Its PC14 280W modules will be supplied for installation at eight solar farm projects across the south of England. Anesco and Trina marked the deal as the start of a long-term relationship between the companies, with Trina predicting the market of 2013 will be the “year of the solar farm”.
“Where previously residential installations were the bedrock of the solar PV industry in the UK, adjustments to the feed-in tariff (FIT) system have seen commercial and large-scale installations take precedence,” said Richard Rushin, Trina Solar’s UK sales manager. “We anticipate 2013 being the year of the solar farm, and the substantial pipeline of projects on which we will be working closely with Anesco is testament to the growth of this market.”
The new agreement will see a minimum of 30MW of modules supplied by April 2013, with that figure potentially rising to a total of 55MW. A number of the projects are being supported by Scottish and Southern Energy (SSE), which originally established Anesco back in 2010.

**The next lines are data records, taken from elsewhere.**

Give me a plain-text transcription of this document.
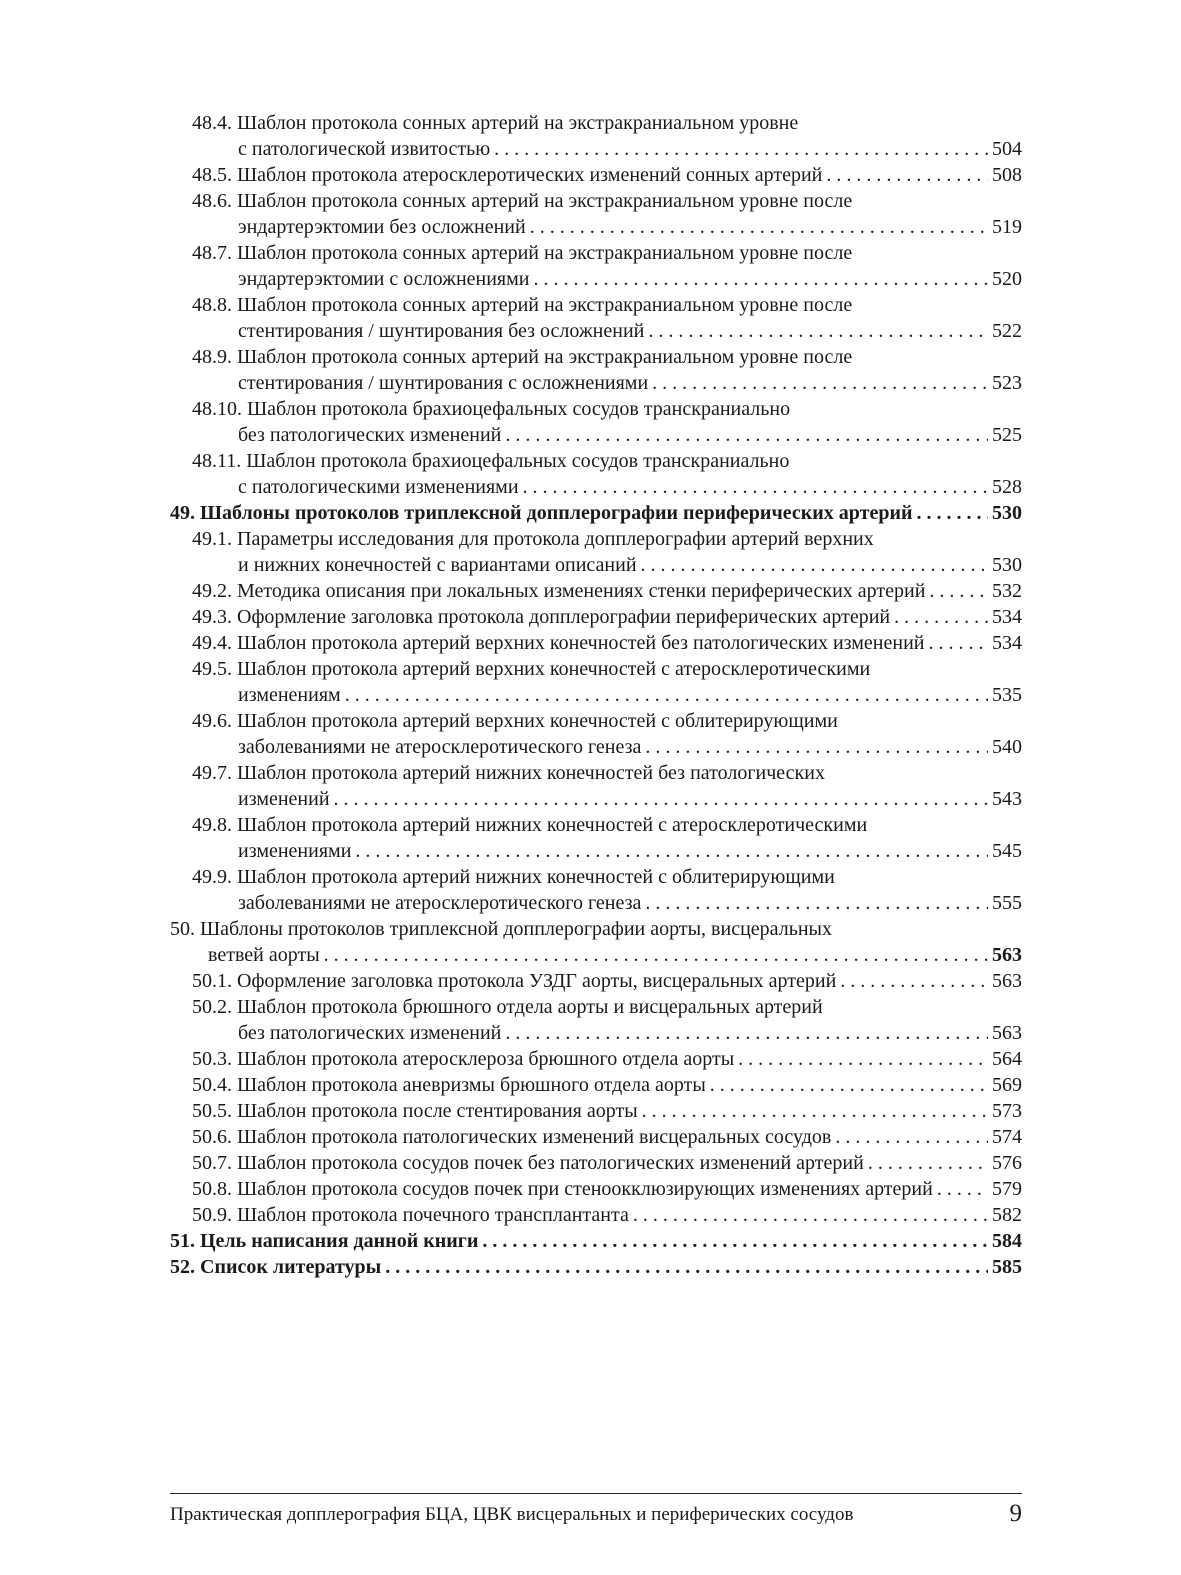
48.4. Шаблон протокола сонных артерий на экстракраниальном уровне
с патологической извитостью . . .	504
48.5. Шаблон протокола атеросклеротических изменений сонных артерий . . .	508
48.6. Шаблон протокола сонных артерий на экстракраниальном уровне после
эндартерэктомии без осложнений . . .	519
48.7. Шаблон протокола сонных артерий на экстракраниальном уровне после
эндартерэктомии с осложнениями . . .	520
48.8. Шаблон протокола сонных артерий на экстракраниальном уровне после
стентирования / шунтирования без осложнений . . .	522
48.9. Шаблон протокола сонных артерий на экстракраниальном уровне после
стентирования / шунтирования с осложнениями . . .	523
48.10. Шаблон протокола брахиоцефальных сосудов транскраниально
без патологических изменений . . .	525
48.11. Шаблон протокола брахиоцефальных сосудов транскраниально
с патологическими изменениями . . .	528
49. Шаблоны протоколов триплексной допплерографии периферических артерий . . .	530
49.1. Параметры исследования для протокола допплерографии артерий верхних
и нижних конечностей с вариантами описаний . . .	530
49.2. Методика описания при локальных изменениях стенки периферических артерий . . .	532
49.3. Оформление заголовка протокола допплерографии периферических артерий . . .	534
49.4. Шаблон протокола артерий верхних конечностей без патологических изменений . . .	534
49.5. Шаблон протокола артерий верхних конечностей с атеросклеротическими
изменениям . . .	535
49.6. Шаблон протокола артерий верхних конечностей с облитерирующими
заболеваниями не атеросклеротического генеза . . .	540
49.7. Шаблон протокола артерий нижних конечностей без патологических
изменений . . .	543
49.8. Шаблон протокола артерий нижних конечностей с атеросклеротическими
изменениями . . .	545
49.9. Шаблон протокола артерий нижних конечностей с облитерирующими
заболеваниями не атеросклеротического генеза . . .	555
50. Шаблоны протоколов триплексной допплерографии аорты, висцеральных
ветвей аорты . . .	563
50.1. Оформление заголовка протокола УЗДГ аорты, висцеральных артерий . . .	563
50.2. Шаблон протокола брюшного отдела аорты и висцеральных артерий
без патологических изменений . . .	563
50.3. Шаблон протокола атеросклероза брюшного отдела аорты . . .	564
50.4. Шаблон протокола аневризмы брюшного отдела аорты . . .	569
50.5. Шаблон протокола после стентирования аорты . . .	573
50.6. Шаблон протокола патологических изменений висцеральных сосудов . . .	574
50.7. Шаблон протокола сосудов почек без патологических изменений артерий . . .	576
50.8. Шаблон протокола сосудов почек при стеноокклюзирующих изменениях артерий . . .	579
50.9. Шаблон протокола почечного трансплантанта . . .	582
51. Цель написания данной книги . . .	584
52. Список литературы . . .	585
Практическая допплерография БЦА, ЦВК висцеральных и периферических сосудов	9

The modules are designed to optimise balance of system costs for ground-mounted arrays, delivering high power outputs even in low-light conditions, Trina said. Each module consists of 72 individual cells, meaning that fewer mounting kits are required to achieve the same level of performance compared to standard 60-cell multi-crystalline modules, it added.
Anesco CEO Adrian Pike welcomed the deal, saying panel performance on the PC14 module is “excellent”. Trina Solar is also committed to our delivery programme, has good UK coverage and a strong balance sheet” he added.
The partnership follows the two companies’ first collaboration on a 5MW array for a solar farm on the Cadland Estate in Fawley, Hampshire. The project – the largest solar PV installation in the county – saw almost 18,000 Trina Solar panels installed at the estate, which belonged to a major supplier to food manufacturers, which was embarking on a drive towards more sustainable farming models.